Saturday, August 24, 2013

Just Breathe

On August 2nd, Levi had a sleep study in Indianapolis.  Chris and I had to have him there by 8:30pm and he was released at 6am the next morning.

I can not say enough great things about the nurses in this clinic.  They were amazing with Levi.  They refused to swaddle or restrain him to put the wires on, which is how the wires for his EEGs were placed in the past.  The nurses would put up to 5 wires on Levi and he would turn his head and they would all fall off.  The nurses just started again.  It took 3 nurses and starting over 3 times to get it all on Levi.  No tears from Levi or Mommy!

While laying there after he fell asleep, I listened to the beeps and such of the equipment.  At some point, I think it was around 2 am or so, I had this feeling that something was going to be found during this test.  I just knew it.

A few days later I get a call from Indy saying that Levi's results are in.  He is diagnosed with Moderate-Severe Obstructive Sleep Apnea (OSA) with Moderate Hypoventilation.  The Hypoventilation basically means that he is not exhaling as much as he is inhaling, so his CO2 levels are pretty high.  He was referred to Pulmonary and we went there with the assumption that he was probably looking at having his tonsils and adenoids out as that seems to be the standard cause of OSA.  However, the Dr looked at Levi's tonsils and said it was normal but could not see his adenoids and referred him for an x-ray.  She also talked with me about the results of the sleep study and voiced concerns that if his adenoids were normal, it may be that his low muscle tone (Hypotonia) is affecting his lungs and causing him to struggle to breathe in his sleep.  She said if his adenoids came back normal, we would be looking at a CPAP for Levi.  I voiced concerns that it may be difficult to get him to wear it.  She then says our last resort will be a trach if he will not wear the CPAP at night.  She said that if we had waited another year or two, he would probably have been really bad and it was good we got him in for the sleep study when we did.  Looking back now, I think she knew it was probably not his adenoids causing the issue but she wanted to be certain.

So, we had the x-ray and on Friday we got the result.  Adenoids are normal.  However, a calcification was seen near his hyoid bone (in his neck area) and we needed to have it checked. So, while at the Children's Hospital in Indy for Feeding Therapy, we went ahead and had the ultrasound of his neck done.  Levi did amazingly well!  I wouldn't have liked that pushing against my neck over and over again, but he tolerated it well.  The tech got all the pictures and then said she wanted to see if the Radiologist also wanted to have a "real time" look at his neck.  I couldn't decide if this was a good thing or not.  The Radiologist came in and was very nice.  Levi liked him.  He said that the x-ray we had done previously had something that they were unsure of and they wanted the ultrasound done so they could have a better picture.  He then checked Levi's neck with the ultrasound well and then turned to me and said everything looked fine.  Sometimes things look like something on the x-ray but when they get a better look, either it is no longer there or it isn't really an issue.  I was so happy to hear Levi didn't have something else challenging going on with him right now.

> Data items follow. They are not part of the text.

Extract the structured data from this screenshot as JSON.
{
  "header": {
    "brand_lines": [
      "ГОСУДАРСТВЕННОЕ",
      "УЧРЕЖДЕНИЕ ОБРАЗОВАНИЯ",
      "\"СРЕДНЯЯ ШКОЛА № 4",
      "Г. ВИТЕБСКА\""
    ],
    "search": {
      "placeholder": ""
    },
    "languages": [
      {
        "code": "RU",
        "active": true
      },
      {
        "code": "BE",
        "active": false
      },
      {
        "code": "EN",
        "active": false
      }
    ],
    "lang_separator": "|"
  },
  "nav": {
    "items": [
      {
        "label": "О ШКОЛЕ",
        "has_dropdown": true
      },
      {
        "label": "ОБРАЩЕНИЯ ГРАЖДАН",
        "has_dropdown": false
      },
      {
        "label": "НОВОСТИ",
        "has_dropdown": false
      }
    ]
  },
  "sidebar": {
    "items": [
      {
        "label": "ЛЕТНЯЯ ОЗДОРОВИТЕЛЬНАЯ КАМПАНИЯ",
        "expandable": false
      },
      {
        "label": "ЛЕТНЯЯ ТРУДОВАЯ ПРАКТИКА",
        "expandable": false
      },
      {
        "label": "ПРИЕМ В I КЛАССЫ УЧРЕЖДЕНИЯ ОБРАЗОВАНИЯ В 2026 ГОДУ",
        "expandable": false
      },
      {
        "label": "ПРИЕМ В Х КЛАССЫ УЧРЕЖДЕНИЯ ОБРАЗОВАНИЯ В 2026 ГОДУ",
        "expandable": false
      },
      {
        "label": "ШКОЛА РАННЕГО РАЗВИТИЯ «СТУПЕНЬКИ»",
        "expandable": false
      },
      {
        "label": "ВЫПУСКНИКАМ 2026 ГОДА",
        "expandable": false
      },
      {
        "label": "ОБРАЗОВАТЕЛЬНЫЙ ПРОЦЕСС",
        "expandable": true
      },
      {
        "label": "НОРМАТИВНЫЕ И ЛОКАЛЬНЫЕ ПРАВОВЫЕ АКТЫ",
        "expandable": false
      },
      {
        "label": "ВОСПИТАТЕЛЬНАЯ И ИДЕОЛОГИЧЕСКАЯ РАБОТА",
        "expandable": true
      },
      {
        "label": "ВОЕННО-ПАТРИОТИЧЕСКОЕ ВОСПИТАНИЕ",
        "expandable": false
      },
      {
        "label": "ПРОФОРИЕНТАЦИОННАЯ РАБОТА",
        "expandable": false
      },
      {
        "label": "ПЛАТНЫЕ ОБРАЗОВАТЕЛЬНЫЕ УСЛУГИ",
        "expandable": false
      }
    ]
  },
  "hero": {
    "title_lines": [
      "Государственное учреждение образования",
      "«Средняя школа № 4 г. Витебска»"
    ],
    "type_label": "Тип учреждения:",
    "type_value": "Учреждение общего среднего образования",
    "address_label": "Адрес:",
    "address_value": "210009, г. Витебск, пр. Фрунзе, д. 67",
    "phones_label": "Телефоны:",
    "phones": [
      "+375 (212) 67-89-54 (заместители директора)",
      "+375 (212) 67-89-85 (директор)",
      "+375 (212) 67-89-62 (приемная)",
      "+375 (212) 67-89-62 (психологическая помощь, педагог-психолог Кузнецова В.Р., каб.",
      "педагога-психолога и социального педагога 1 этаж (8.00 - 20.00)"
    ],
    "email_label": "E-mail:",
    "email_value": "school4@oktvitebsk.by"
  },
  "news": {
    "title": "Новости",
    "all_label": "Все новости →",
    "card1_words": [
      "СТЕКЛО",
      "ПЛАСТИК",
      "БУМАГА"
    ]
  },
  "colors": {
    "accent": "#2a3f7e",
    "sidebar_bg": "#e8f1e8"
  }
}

After we got home, Pulmonary called me with the ultrasound results (which I already knew) and then told me the plan for Levi.  They will be submitting an order for an autoPAP machine.  Basically this is a type of CPAP machine that will automatically adjust depending on Levi's breathing while asleep.  This is more beneficial since his breathing may fluctuate from night to night, a CPAP would have the same pressure no matter what which could make Levi aversive if it is trying to push a higher pressure and he really doesn't need that every night.  We should get a call in the next week or so from a Home Health Company to get the machine.  Levi is suppose to wear it a minimum of 4 hours during the night.  (Hopefully it will be the whole time he's asleep).  It will have a "chip" in it that we will take to his next appointment and they can pull it up on their computer system and see how it is working for him.  I'm told that the Home Health Company will also be able to see the data while we are using it and notify us and his Dr if they see any issues/red flags.

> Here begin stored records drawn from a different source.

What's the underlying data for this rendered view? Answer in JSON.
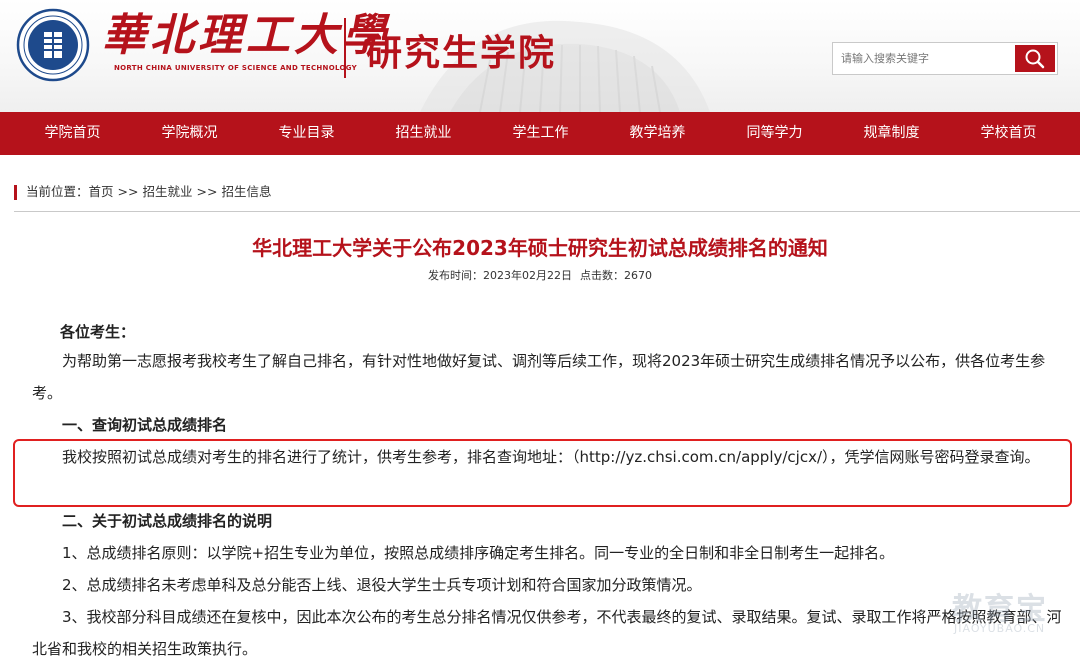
{
  "header": {
    "school_name_cn": "華北理工大學",
    "school_name_en": "NORTH CHINA UNIVERSITY OF SCIENCE AND TECHNOLOGY",
    "department": "研究生学院",
    "brand_color": "#b5121b"
  },
  "search": {
    "placeholder": "请输入搜索关键字",
    "button_icon": "search-icon"
  },
  "nav": {
    "items": [
      {
        "label": "学院首页"
      },
      {
        "label": "学院概况"
      },
      {
        "label": "专业目录"
      },
      {
        "label": "招生就业"
      },
      {
        "label": "学生工作"
      },
      {
        "label": "教学培养"
      },
      {
        "label": "同等学力"
      },
      {
        "label": "规章制度"
      },
      {
        "label": "学校首页"
      }
    ]
  },
  "breadcrumb": {
    "prefix": "当前位置：",
    "items": [
      "首页",
      "招生就业",
      "招生信息"
    ],
    "separator": ">>"
  },
  "article": {
    "title": "华北理工大学关于公布2023年硕士研究生初试总成绩排名的通知",
    "publish_time": "发布时间：2023年02月22日",
    "clicks": "点击数：2670",
    "greeting": "各位考生：",
    "p1": "为帮助第一志愿报考我校考生了解自己排名，有针对性地做好复试、调剂等后续工作，现将2023年硕士研究生成绩排名情况予以公布，供各位考生参考。",
    "h1": "一、查询初试总成绩排名",
    "p2": "我校按照初试总成绩对考生的排名进行了统计，供考生参考，排名查询地址：（http://yz.chsi.com.cn/apply/cjcx/），凭学信网账号密码登录查询。",
    "h2": "二、关于初试总成绩排名的说明",
    "p3": "1、总成绩排名原则：以学院+招生专业为单位，按照总成绩排序确定考生排名。同一专业的全日制和非全日制考生一起排名。",
    "p4": "2、总成绩排名未考虑单科及总分能否上线、退役大学生士兵专项计划和符合国家加分政策情况。",
    "p5": "3、我校部分科目成绩还在复核中，因此本次公布的考生总分排名情况仅供参考，不代表最终的复试、录取结果。复试、录取工作将严格按照教育部、河北省和我校的相关招生政策执行。"
  },
  "watermark": {
    "cn": "教育宝",
    "en": "JIAOYUBAO.CN"
  }
}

I have so many unanswered questions.  If it is Levi's hypotonia (low muscle tone) that is affecting his lungs and breathing, is there a chance his lungs could get better or worse as he gets older?  Will he be on a CPAP type machine the rest of his life?  I've asked these questions somewhat already, but I am getting the feeling they will have to see what his results are at his next sleep study in a few months to have a better idea and something to compare to his sleep study we just had done.

So, now we are on this new path of our journey.  I'm trying to keep up and hold on to what I am being told and what I am researching to continue to help Levi the best I can to keep progressing.